Be aware, however, of two potential problems with the Disaster Recovery option. First, the option doesn't work in a cluster (you must evict the node and reinstall it manually). Second, the option might not correctly install the Microsoft Search component, which is necessary for full-text indexing. "Troubleshooter: Restoring a Clustered Exchange Database to a Nonclustered System," September 2002, http://www.exchangeadmin.com, InstantDoc ID 25839, discusses the first problem; the Microsoft article "XADM: Disaster Recovery Does Not Correctly Setup Full-Text Indexing" (Q295921, http://support.microsoft.com) documents the latter problem.
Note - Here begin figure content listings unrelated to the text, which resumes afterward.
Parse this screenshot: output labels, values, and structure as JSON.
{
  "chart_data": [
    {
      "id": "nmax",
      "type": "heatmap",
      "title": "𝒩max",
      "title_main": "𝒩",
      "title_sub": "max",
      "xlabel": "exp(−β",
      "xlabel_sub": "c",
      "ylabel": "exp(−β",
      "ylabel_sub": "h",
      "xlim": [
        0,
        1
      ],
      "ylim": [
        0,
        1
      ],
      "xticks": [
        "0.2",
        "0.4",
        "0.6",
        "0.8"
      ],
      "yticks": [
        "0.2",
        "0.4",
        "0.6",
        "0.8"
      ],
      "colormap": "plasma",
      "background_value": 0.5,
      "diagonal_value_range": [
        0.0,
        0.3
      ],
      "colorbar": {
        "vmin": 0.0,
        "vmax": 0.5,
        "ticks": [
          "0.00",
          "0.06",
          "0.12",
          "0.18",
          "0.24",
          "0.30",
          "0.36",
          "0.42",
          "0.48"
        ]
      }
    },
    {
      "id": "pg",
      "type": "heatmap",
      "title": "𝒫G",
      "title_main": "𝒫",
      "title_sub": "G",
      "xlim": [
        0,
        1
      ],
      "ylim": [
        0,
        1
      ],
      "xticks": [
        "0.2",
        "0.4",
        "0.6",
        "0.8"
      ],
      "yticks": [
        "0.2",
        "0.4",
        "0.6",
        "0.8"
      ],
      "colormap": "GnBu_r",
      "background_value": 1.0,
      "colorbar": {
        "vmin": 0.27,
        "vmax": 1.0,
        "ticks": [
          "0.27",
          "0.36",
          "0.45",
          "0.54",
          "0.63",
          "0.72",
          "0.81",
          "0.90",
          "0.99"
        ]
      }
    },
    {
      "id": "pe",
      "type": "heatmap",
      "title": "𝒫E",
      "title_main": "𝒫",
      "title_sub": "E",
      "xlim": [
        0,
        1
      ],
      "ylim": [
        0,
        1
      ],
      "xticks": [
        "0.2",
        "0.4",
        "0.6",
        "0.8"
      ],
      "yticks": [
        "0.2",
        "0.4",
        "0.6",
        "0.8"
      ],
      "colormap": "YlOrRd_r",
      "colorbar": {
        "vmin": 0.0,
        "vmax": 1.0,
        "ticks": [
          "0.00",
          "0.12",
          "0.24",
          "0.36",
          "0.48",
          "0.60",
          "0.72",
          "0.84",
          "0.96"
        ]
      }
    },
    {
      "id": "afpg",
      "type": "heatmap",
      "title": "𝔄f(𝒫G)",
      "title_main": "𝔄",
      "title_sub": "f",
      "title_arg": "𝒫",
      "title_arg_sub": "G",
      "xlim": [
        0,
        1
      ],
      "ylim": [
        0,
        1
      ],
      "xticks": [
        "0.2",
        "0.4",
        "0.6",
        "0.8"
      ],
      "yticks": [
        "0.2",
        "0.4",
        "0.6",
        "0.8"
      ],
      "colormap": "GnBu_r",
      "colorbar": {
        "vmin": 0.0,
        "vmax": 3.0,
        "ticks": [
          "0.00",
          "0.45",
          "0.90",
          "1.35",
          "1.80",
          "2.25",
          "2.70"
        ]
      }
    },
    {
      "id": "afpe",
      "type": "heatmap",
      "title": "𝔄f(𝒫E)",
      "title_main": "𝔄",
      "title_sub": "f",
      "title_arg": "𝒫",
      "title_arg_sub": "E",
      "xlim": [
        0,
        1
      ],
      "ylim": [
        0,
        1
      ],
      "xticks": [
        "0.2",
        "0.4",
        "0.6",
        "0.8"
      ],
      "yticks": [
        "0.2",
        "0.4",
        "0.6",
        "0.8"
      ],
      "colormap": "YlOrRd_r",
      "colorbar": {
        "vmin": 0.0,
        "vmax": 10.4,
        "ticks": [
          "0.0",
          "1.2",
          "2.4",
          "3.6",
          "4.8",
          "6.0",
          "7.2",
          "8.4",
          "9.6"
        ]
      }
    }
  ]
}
AD server failure. When an AD server crashes, you must decide whether to rebuild the server or replace it with a new server. Because AD uses multimaster replication, you might not immediately notice the loss of a domain controller (DC)with two exceptions. First, if the DC is a Global Catalog (GC) server, which Exchange uses for directory access and referrals to Outlook clients, Outlook clients might hang. If you're running a version earlier than Exchange 2000 Service Pack 2 (SP2), you might even need to reboot the Exchange server so that it can find another GC server (another good reason to apply SP3 or SP2). Second, if the DC owns a Flexible Single-Master Operation (FSMO) role, you need to manually seize that role or specific operations such as password resets will fail.